Je renvoyai la fumée de cigarette vers le plafond. Garzón buvait son café à petites gorgées, songeur.
– Je suppose que oui.
– Vous supposez ?
– Je dois dire que je n’y avais jamais autant réfléchi que vous. Peut-être parce que nous avons eu un fils et qu’entre ça et le travail je n’avais pas beaucoup de temps.
– Vous avez un fils, Garzón ? Et moi qui perds mon temps avec des bêtises ! Vous avez peut-être même des petits-enfants.
– Non, pas de petits-enfants.
– Racontez-moi tout.
– Il n’y a pas grand-chose à dire. J’ai un fils de trente ans qui est médecin et qui vit à New York. Il est sous-directeur d’un centre de cancérologie, nous n’avons donc pas souvent l’occasion de nous voir.
– Vous lui avez déjà rendu visite ?
– Oui, une fois. C’était très bien, même si tout le monde me prenait pour un Sud-Américain et que je devais expliquer que j’étais espagnol.
– Mais c’est magnifique !
– Il semble très brillant dans son domaine et il ne va pas s’arrêter là.
Je lui adressai un sourire de sympathie. Maintenant nous étions amis, grâce à Dieu, nous nous étions raconté les choses qui sont vraiment importantes pour tout le monde : le mariage, les enfants, les erreurs, le tout accompagné par un dîner succulent et des effluves de café.

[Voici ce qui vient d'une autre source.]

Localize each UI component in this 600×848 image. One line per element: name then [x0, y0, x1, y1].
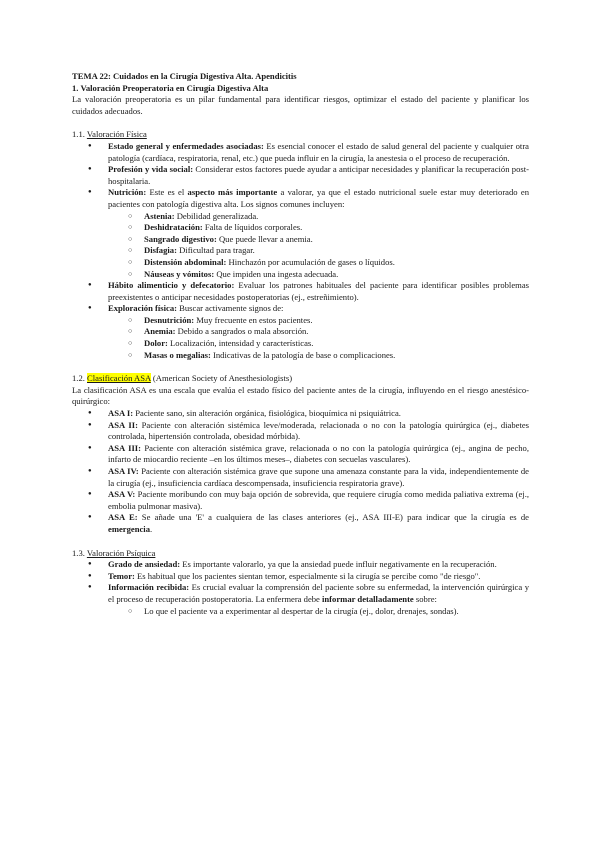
list-item: ● Grado de ansiedad: Es importante valorarlo, ya que la ansiedad puede influir negativamente en la recuperación.	[72, 559, 529, 571]
fisica-list	[72, 141, 529, 361]
section-1-1-heading	[72, 129, 529, 141]
sublist-item: ○ Náuseas y vómitos: Que impiden una ingesta adecuada.	[108, 269, 529, 281]
asa-list	[72, 408, 529, 536]
exploracion-sublist	[108, 315, 529, 361]
list-item: ● Estado general y enfermedades asociadas: Es esencial conocer el estado de salud general del paciente y cualquier otra patología (cardíaca, respiratoria, renal, etc.) que pueda influir en la cirugía, la anestesia o el proceso de recuperación.	[72, 141, 529, 164]
document-title: TEMA 22: Cuidados en la Cirugía Digestiva Alta. Apendicitis	[72, 71, 297, 81]
sublist-item: ○ Masas o megalias: Indicativas de la patología de base o complicaciones.	[108, 350, 529, 362]
list-item: ● ASA II: Paciente con alteración sistémica leve/moderada, relacionada o no con la patología quirúrgica (ej., diabetes controlada, hipertensión controlada, obesidad mórbida).	[72, 420, 529, 443]
section-1-3-heading	[72, 548, 529, 560]
list-item: ● ASA I: Paciente sano, sin alteración orgánica, fisiológica, bioquímica ni psiquiátrica.	[72, 408, 529, 420]
sublist-item: ○ Astenia: Debilidad generalizada.	[108, 211, 529, 223]
list-item: ● Información recibida: Es crucial evaluar la comprensión del paciente sobre su enfermedad, la intervención quirúrgica y el proceso de recuperación postoperatoria. La enfermera debe informar detalladamente sobre: ○ Lo que el paciente va a experimentar al despertar de la cirugía (ej., dolor, drenajes, sondas).	[72, 582, 529, 617]
sublist-item: ○ Lo que el paciente va a experimentar al despertar de la cirugía (ej., dolor, drenajes, sondas).	[108, 606, 529, 618]
list-item: ● Nutrición: Este es el aspecto más importante a valorar, ya que el estado nutricional suele estar muy deteriorado en pacientes con patología digestiva alta. Los signos comunes incluyen: ○ Astenia: Debilidad generalizada. ○ Deshidratación: Falta de líquidos corporales. ○ Sangrado digestivo: Que puede llevar a anemia. ○ Disfagia: Dificultad para tragar. ○ Distensión abdominal: Hinchazón por acumulación de gases o líquidos. ○ Náuseas y vómitos: Que impiden una ingesta adecuada.	[72, 187, 529, 280]
list-item: ● ASA III: Paciente con alteración sistémica grave, relacionada o no con la patología quirúrgica (ej., angina de pecho, infarto de miocardio reciente –en los últimos meses–, diabetes con secuelas vasculares).	[72, 443, 529, 466]
sublist-item: ○ Desnutrición: Muy frecuente en estos pacientes.	[108, 315, 529, 327]
section-1-2-heading	[72, 373, 529, 385]
list-item: ● Hábito alimenticio y defecatorio: Evaluar los patrones habituales del paciente para identificar posibles problemas preexistentes o anticipar necesidades postoperatorias (ej., estreñimiento).	[72, 280, 529, 303]
list-item: ● Profesión y vida social: Considerar estos factores puede ayudar a anticipar necesidades y planificar la recuperación post-hospitalaria.	[72, 164, 529, 187]
psiquica-list	[72, 559, 529, 617]
sublist-item: ○ Distensión abdominal: Hinchazón por acumulación de gases o líquidos.	[108, 257, 529, 269]
section-1-2-title: Clasificación ASA	[87, 373, 151, 384]
section-1-1-number: 1.1.	[72, 129, 87, 140]
list-item: ● Temor: Es habitual que los pacientes sientan temor, especialmente si la cirugía se percibe como "de riesgo".	[72, 571, 529, 583]
list-item: ● ASA V: Paciente moribundo con muy baja opción de sobrevida, que requiere cirugía como medida paliativa extrema (ej., embolia pulmonar masiva).	[72, 489, 529, 512]
list-item: ● Exploración física: Buscar activamente signos de: ○ Desnutrición: Muy frecuente en estos pacientes. ○ Anemia: Debido a sangrados o mala absorción. ○ Dolor: Localización, intensidad y características. ○ Masas o megalias: Indicativas de la patología de base o complicaciones.	[72, 303, 529, 361]
sublist-item: ○ Disfagia: Dificultad para tragar.	[108, 245, 529, 257]
section-1-3-number: 1.3.	[72, 547, 87, 558]
list-item: ● ASA E: Se añade una 'E' a cualquiera de las clases anteriores (ej., ASA III-E) para indicar que la cirugía es de emergencia.	[72, 512, 529, 535]
section-1-heading: 1. Valoración Preoperatoria en Cirugía Digestiva Alta	[72, 82, 269, 93]
sublist-item: ○ Dolor: Localización, intensidad y características.	[108, 338, 529, 350]
list-item: ● ASA IV: Paciente con alteración sistémica grave que supone una amenaza constante para la vida, independientemente de la cirugía (ej., insuficiencia cardíaca descompensada, insuficiencia respiratoria grave).	[72, 466, 529, 489]
section-1-3-title: Valoración Psíquica	[86, 547, 156, 558]
section-1-2-number: 1.2.	[72, 373, 88, 384]
sublist-item: ○ Anemia: Debido a sangrados o mala absorción.	[108, 326, 529, 338]
section-1-1-title: Valoración Física	[86, 129, 147, 140]
section-1-2-title-suffix: (American Society of Anesthesiologists)	[150, 373, 293, 384]
section-1-intro: La valoración preoperatoria es un pilar fundamental para identificar riesgos, optimizar el estado del paciente y planificar los cuidados adecuados.	[72, 94, 529, 116]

Maintenant je savais que, malgré ma première impression, Garzón était humain, et père. Je n’avais aucun mal à l’imaginer en chicano sur la 5 e Avenue. Il devait être satisfait de sa vie : une épouse qu’il avait aimée, un fils doué et la sensation du devoir accompli dans le travail, toujours le même. L’inspecteur adjoint avait pris la mesure qui permet de vivre : obéir aux ordres, ne pas analyser l’amour ou le bonheur et élever des enfants remarquables pour la plus grande gloire de l’Amérique. Il n’existait certainement pas d’autre méthode pour parvenir entier jusqu’à la fin.